Ik en MIJN gum
Ik ben heel erg gehecht aan MIJN gum. En dan niet een beetje, maar ECHT HEEL ERG. Hij is zo lekker zacht en gumt alles zonder problemen, zonder strepen. Ik leen hem alleen uit als ik er min of meer toe gedwongen wordt en bewaak hem alsof het een gouden ei is.

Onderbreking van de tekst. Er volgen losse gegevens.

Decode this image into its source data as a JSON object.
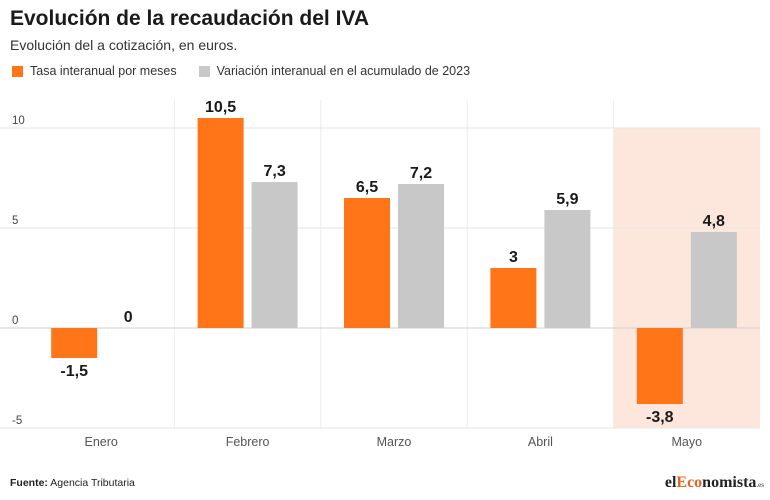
{
  "title": "Evolución de la recaudación del IVA",
  "subtitle": "Evolución del a cotización, en euros.",
  "footer": {
    "label": "Fuente:",
    "source": "Agencia Tributaria"
  },
  "logo": {
    "part1": "el",
    "part2": "Eco",
    "part3": "nomista",
    "suffix": ".es"
  },
  "colors": {
    "orange": "#ff7518",
    "gray": "#c8c8c8",
    "highlight": "#fde6dc"
  },
  "chart_data": {
    "type": "bar",
    "categories": [
      "Enero",
      "Febrero",
      "Marzo",
      "Abril",
      "Mayo"
    ],
    "series": [
      {
        "name": "Tasa interanual por meses",
        "values": [
          -1.5,
          10.5,
          6.5,
          3,
          -3.8
        ],
        "labels": [
          "-1,5",
          "10,5",
          "6,5",
          "3",
          "-3,8"
        ],
        "color": "#ff7518"
      },
      {
        "name": "Variación interanual en el acumulado de 2023",
        "values": [
          0,
          7.3,
          7.2,
          5.9,
          4.8
        ],
        "labels": [
          "0",
          "7,3",
          "7,2",
          "5,9",
          "4,8"
        ],
        "color": "#c8c8c8"
      }
    ],
    "yticks": [
      -5,
      0,
      5,
      10
    ],
    "ylim": [
      -5,
      10.5
    ],
    "highlight_category": "Mayo",
    "legend": "top-left",
    "grid": true
  }
}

Mijn dochter komt net binnen. Ze wil MIJN gum lenen. Op mijn tafel ligt een vervelende gum, zo eentje die stroef over het papier gaat en die van die lelijke vlekken achter laat. Ze wil natuurlijk mijn fijne. Die ligt veilig op zijn eigen plekje. Ik grijp ernaar.
Mis
Wat de F…
Ik ga snel met mijn handen door mijn spullen, voel nergens iets hards tussen. Nog een keer, nu wat grondiger. Niets. Ik haal alle doosjes potloden, krijtjes, losse pastels en vreemde blikjes verf uit de kast. Ik zou toch zweren dat hij hier lag.
Geen gum
Mijn humeur zakt dramatisch. Ik geloof dat ik nu weer helemaal geen MIJN gum meer weet te vinden. Ik begin te zweten. Mijn hardslag versnelt. Onrustig draai ik op mijn stoel heen en weer. Ik ben net langs de tekenwinkel geweest, om nu gelijk weer een afspraak te maken voor een nieuwe gum. Waarom heb ik niet gewoon een extra meegenomen? Shit. Wat nu?
Denk gewoon even rustig na. Er moet er nog een zijn in huis. Ik koop zo vaak een nieuwe (want hij verdwijnt ook HEEL ERG VAAK). Mijn andere dochter: ik heb er een paar weken geleden eentje op haar bureau gezien. Snel loop ik er heen.
‘Heb jij nog een MIJN gum?’
Ze grijnst.
‘In mijn tas.’
Even later heb ik MIJN gum weer in handen. Oké, dat was op het nippertje. Ik kan weer ontspannen. Dit gouden ei nog maar beter bewaken!